Un agent fait un malaise au travail… mais l’administration refuse de reconnaître l’imputabilité au service.
Erreur.
Le juge administratif vient rappeler une règle essentielle : les conditions de travail peuvent, à elles seules, caractériser un accident de service.
🔎 Ce qu’il faut retenir de cette décision
Dans cette affaire, une agente a subi plusieurs malaises sur son lieu de travail dans un contexte de sous-effectif chronique et de surcharge de travail.
Malgré cela, l’administration a refusé de reconnaître l’imputabilité au service, estimant que son état relevait d’une situation personnelle.
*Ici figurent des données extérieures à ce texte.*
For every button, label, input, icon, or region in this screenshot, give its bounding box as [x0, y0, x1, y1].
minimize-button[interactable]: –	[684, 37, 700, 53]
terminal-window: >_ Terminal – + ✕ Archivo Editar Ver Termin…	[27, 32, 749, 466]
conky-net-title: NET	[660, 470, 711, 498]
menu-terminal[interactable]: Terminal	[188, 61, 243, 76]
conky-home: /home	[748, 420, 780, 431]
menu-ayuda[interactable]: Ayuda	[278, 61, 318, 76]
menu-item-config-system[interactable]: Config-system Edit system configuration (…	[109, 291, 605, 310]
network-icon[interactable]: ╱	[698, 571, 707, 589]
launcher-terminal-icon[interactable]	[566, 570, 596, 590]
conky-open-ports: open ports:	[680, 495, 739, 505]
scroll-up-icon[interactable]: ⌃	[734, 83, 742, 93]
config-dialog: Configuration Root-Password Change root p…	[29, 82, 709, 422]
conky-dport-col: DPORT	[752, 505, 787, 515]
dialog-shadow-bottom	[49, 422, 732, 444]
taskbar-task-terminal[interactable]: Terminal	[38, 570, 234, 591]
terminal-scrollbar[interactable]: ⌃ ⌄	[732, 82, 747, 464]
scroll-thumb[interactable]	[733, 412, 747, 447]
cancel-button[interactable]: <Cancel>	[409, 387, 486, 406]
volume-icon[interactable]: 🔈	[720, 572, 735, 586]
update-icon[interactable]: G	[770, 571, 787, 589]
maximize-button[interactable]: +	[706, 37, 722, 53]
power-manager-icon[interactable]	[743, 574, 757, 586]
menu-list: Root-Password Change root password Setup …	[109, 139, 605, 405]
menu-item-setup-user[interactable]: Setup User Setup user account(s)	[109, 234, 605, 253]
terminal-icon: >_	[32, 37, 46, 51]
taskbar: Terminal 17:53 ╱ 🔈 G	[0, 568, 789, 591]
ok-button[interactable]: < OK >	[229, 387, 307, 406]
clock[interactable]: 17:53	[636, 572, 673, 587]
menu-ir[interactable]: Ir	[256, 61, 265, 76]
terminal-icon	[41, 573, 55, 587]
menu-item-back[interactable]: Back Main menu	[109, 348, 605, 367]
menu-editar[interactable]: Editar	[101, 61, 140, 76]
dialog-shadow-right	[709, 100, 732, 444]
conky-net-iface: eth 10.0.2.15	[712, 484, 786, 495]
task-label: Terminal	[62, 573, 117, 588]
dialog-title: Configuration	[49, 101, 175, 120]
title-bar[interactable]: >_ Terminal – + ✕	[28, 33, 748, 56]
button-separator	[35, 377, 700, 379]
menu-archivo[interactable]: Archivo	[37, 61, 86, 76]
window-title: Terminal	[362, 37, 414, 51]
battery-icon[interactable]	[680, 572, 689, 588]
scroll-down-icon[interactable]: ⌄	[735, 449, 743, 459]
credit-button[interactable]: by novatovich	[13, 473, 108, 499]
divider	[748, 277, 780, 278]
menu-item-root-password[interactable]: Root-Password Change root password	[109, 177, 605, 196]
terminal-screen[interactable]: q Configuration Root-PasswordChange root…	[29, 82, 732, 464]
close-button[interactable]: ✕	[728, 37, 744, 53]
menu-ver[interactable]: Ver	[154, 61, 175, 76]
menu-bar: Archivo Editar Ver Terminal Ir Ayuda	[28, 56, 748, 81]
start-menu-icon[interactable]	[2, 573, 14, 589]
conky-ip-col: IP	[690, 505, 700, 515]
Le tribunal administratif adopte une lecture radicalement différente :
➡️ Il constate un lien direct entre la dégradation de l’état de santé et les conditions de travail
➡️ Il reconnaît un contexte professionnel pathogène (épuisement, alertes, surcharge)
➡️ Il sanctionne une erreur d’appréciation de l’administration
➡️ Il annule les décisions et impose la reconnaissance de l’imputabilité au service avec reconstitution de carrière
⚖️ Ce que dit le droit (et que beaucoup sous-estiment)
Le Code général de la fonction publique pose une présomption forte :
👉 Tout accident survenu dans le temps et le lieu du service est présumé imputable au service, sauf circonstance particulière.
Mais attention :
➡️ En cas de malaise ou pathologie (burn-out, troubles psychiques…), le juge va rechercher un lien direct avec les conditions de travail
➡️ Et ce lien peut être établi par :
-des certificats médicaux concordants
-des alertes internes (représentants du personnel, hiérarchie)
-des témoignages
-des éléments organisationnels (sous-effectif, surcharge)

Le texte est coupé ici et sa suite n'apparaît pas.